The story follows Guy Montag, a fireman who seems to spend more time starting fires than putting them out. He lives in a society where television has taken over as a main source of entertainment. Books have been deemed a negative influence on society and thus have been banned.
But on one particular day with the other firemen ransacking the book-filled house of an old woman, Montag accidentally reads a line from one her books. Upon reading this line, Montag steals one of the books. He wonders why people feel that books are so valuable and essential that they would die for them. Ignoring the rules by which he is forced to uphold, Montag decides to read the book and interpret it on his own. But by doing so, he may be risking his life.

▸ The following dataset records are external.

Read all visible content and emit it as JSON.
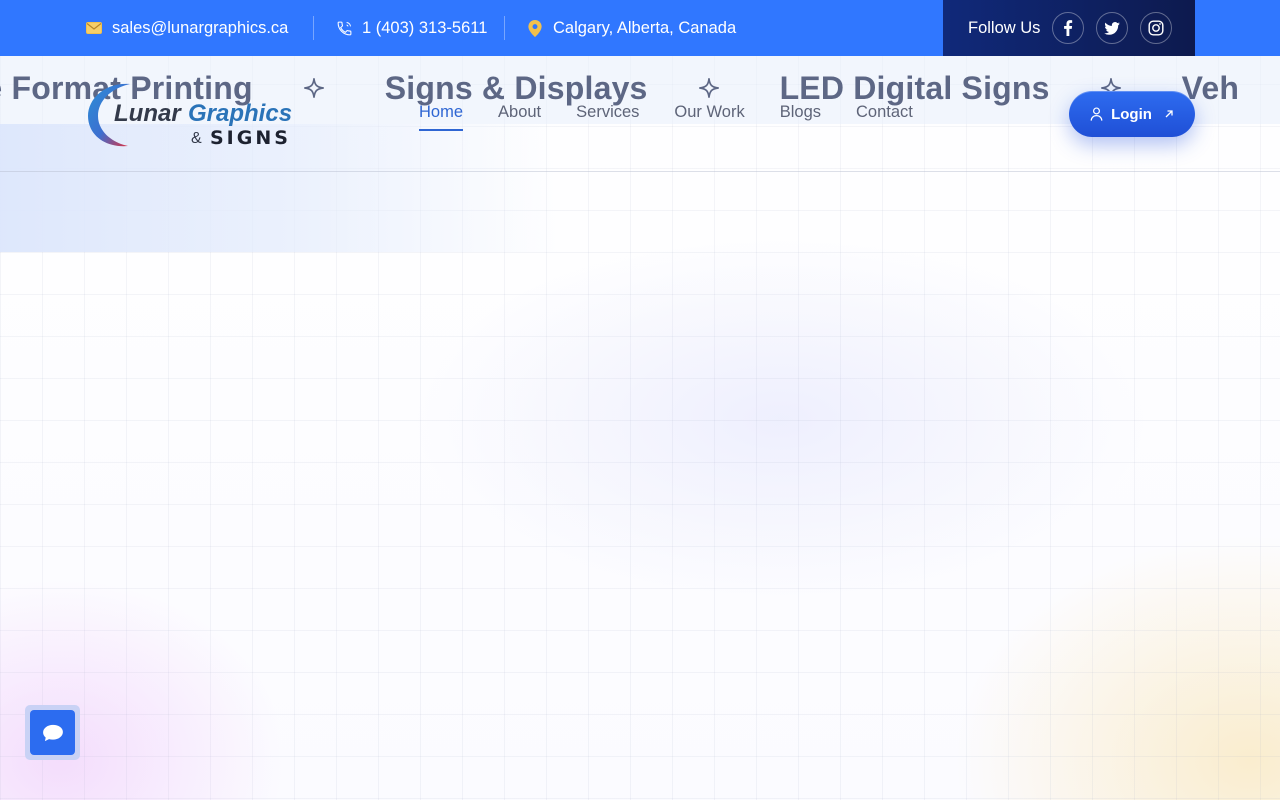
{
  "topbar": {
    "email": "sales@lunargraphics.ca",
    "phone": "1 (403) 313-5611",
    "location": "Calgary, Alberta, Canada",
    "follow_label": "Follow Us",
    "social_icons": [
      "facebook-icon",
      "twitter-icon",
      "instagram-icon"
    ]
  },
  "marquee": {
    "items": [
      "rge Format Printing",
      "Signs & Displays",
      "LED Digital Signs",
      "Veh"
    ]
  },
  "logo": {
    "word1": "Lunar",
    "word2": "Graphics",
    "amp": "&",
    "word3": "SIGNS"
  },
  "nav": {
    "items": [
      "Home",
      "About",
      "Services",
      "Our Work",
      "Blogs",
      "Contact"
    ],
    "active": "Home"
  },
  "login": {
    "label": "Login"
  },
  "colors": {
    "topbar": "#3077ff",
    "follow_bg": "#10297a",
    "accent": "#2f66d3",
    "envelope": "#f2c04c",
    "pin": "#f2c04c"
  }
}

Whether viewed as a story about censorship or simply a work of good science fiction, 451 is an interesting and essential book to read so I’m interested in how the story will be translated to the stage.
The first two shows of Fahrenheit 451 will be on Friday and Saturday at 8 pm. Tickets are $30.
If you missed Lord Leebrick’s production of Avenue Q last fall, here’s your chance to see it again. The Actors Cabaret will debut their production of the Tony Award-Winning play on March 2.
Recent college graduate Princeton has moved to a somewhat poor area in New York City. Facing the daunting task of finding a job with a B.A. in English, Princeton finds comfort in the odd neighbors that live in his apartment. There’s Kate Monster, a good-hearted kindergarten assistant, Rod and Nicky, a comedian named Brian and his fiancée, Christmas Eve, and Trekkie Monster, a puppet with a lot of interests on the internet.
Mixing real people and puppets, Avenue Q is a funny and clever play about characters trying to find their way in life. The first two shows will be Friday and Saturday at 8 pm. Tickets are $16 to $27; $41.50 for dinner and show.
Plays still in production:
Great Expectations: Showing on Friday and Saturday at 7:30 pm at the Academy of Arts and Academics. Tickets are $5.
The 25th Annual Putnam County Spelling Bee: Showing on Friday and Saturday at 7:30 pm at Churchill High School. Tickets are $12.